A dataset contains a column 'Education Level' with values: 'High School', 'Bachelor', 'Master', 'PhD'. An analyst computes the average by assigning numbers 1-4. Which data concept is being violated?
Assigning numbers and averaging assumes equal intervals, which ordinal data lacks.
Why this answer
The analyst assigned numeric values (1-4) to 'Education Level' categories and computed an average. This treats the ordinal data as if it were interval data, assuming equal spacing between categories (e.g., the difference between 'High School' and 'Bachelor' is the same as between 'Master' and 'PhD'), which is not valid. Ordinal data only preserves order, not magnitude or equal intervals, so calculating a mean is inappropriate.
Exam trap
CompTIA often tests the distinction between ordinal and interval scales by presenting a scenario where a mean is computed on ranked categories, tempting candidates to think the error is about nominal vs. ordinal (Option C) rather than the misuse of arithmetic operations on ordinal data.

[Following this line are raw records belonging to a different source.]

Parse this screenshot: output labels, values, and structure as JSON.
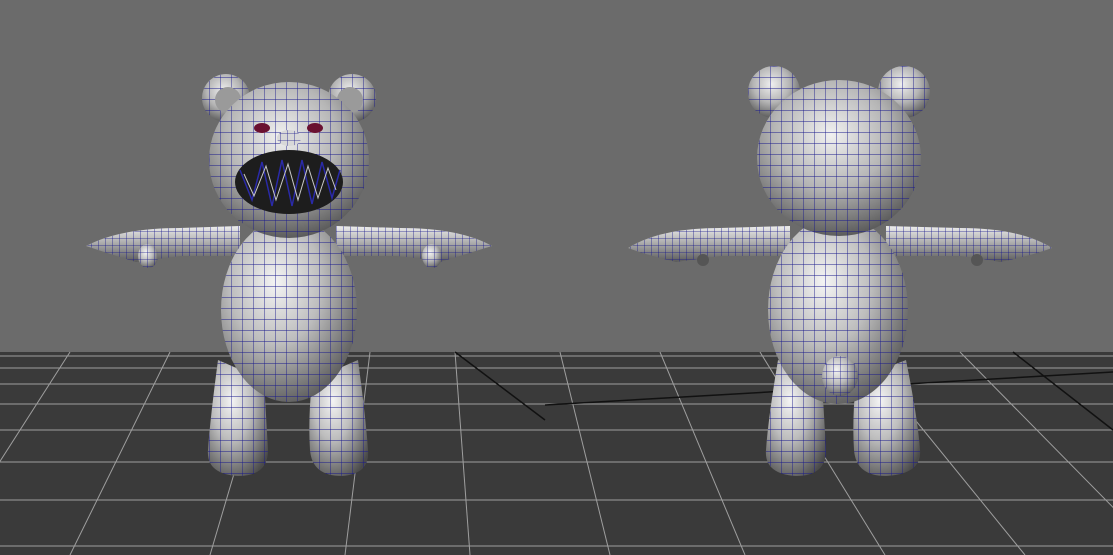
{
  "viewport": {
    "background_color": "#6b6b6b",
    "ground_color": "#3a3a3a",
    "grid_color": "#b0b0b0",
    "grid_axis_color": "#111111"
  },
  "models": [
    {
      "name": "teddy-bear-front",
      "view": "front",
      "wire_color": "#1a1a8c"
    },
    {
      "name": "teddy-bear-back",
      "view": "back",
      "wire_color": "#1a1a8c"
    }
  ]
}
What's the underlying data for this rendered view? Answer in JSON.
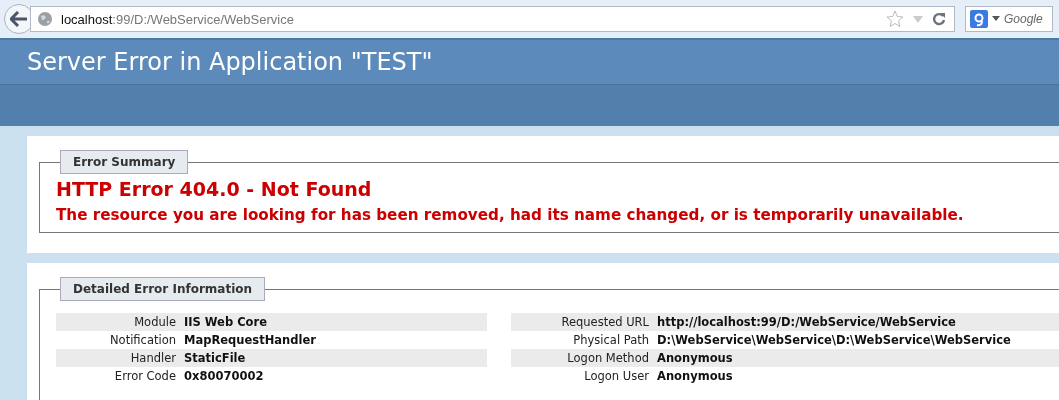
{
  "browser": {
    "url_host": "localhost",
    "url_rest": ":99/D:/WebService/WebService",
    "search_placeholder": "Google"
  },
  "header": {
    "title": "Server Error in Application \"TEST\""
  },
  "summary": {
    "legend": "Error Summary",
    "heading": "HTTP Error 404.0 - Not Found",
    "message": "The resource you are looking for has been removed, had its name changed, or is temporarily unavailable."
  },
  "details": {
    "legend": "Detailed Error Information",
    "left": [
      {
        "label": "Module",
        "value": "IIS Web Core"
      },
      {
        "label": "Notification",
        "value": "MapRequestHandler"
      },
      {
        "label": "Handler",
        "value": "StaticFile"
      },
      {
        "label": "Error Code",
        "value": "0x80070002"
      }
    ],
    "right": [
      {
        "label": "Requested URL",
        "value": "http://localhost:99/D:/WebService/WebService"
      },
      {
        "label": "Physical Path",
        "value": "D:\\WebService\\WebService\\D:\\WebService\\WebService"
      },
      {
        "label": "Logon Method",
        "value": "Anonymous"
      },
      {
        "label": "Logon User",
        "value": "Anonymous"
      }
    ]
  }
}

How to eliminate wrong answers
Option A is wrong because misclassifying data as structured refers to incorrectly labeling unstructured data (e.g., text) as structured, but the dataset already has a structured column; the violation is about measurement scale, not structure. Option C is wrong because treating nominal data as ordinal would involve imposing an order on unordered categories (e.g., colors), but 'Education Level' already has a natural order, so the error is not about misordering but about assuming equal intervals. Option D is wrong because treating ratio data as interval would ignore a true zero point (e.g., income), but 'Education Level' has no meaningful zero, so the violation is not about ratio vs. interval but about ordinal vs. interval.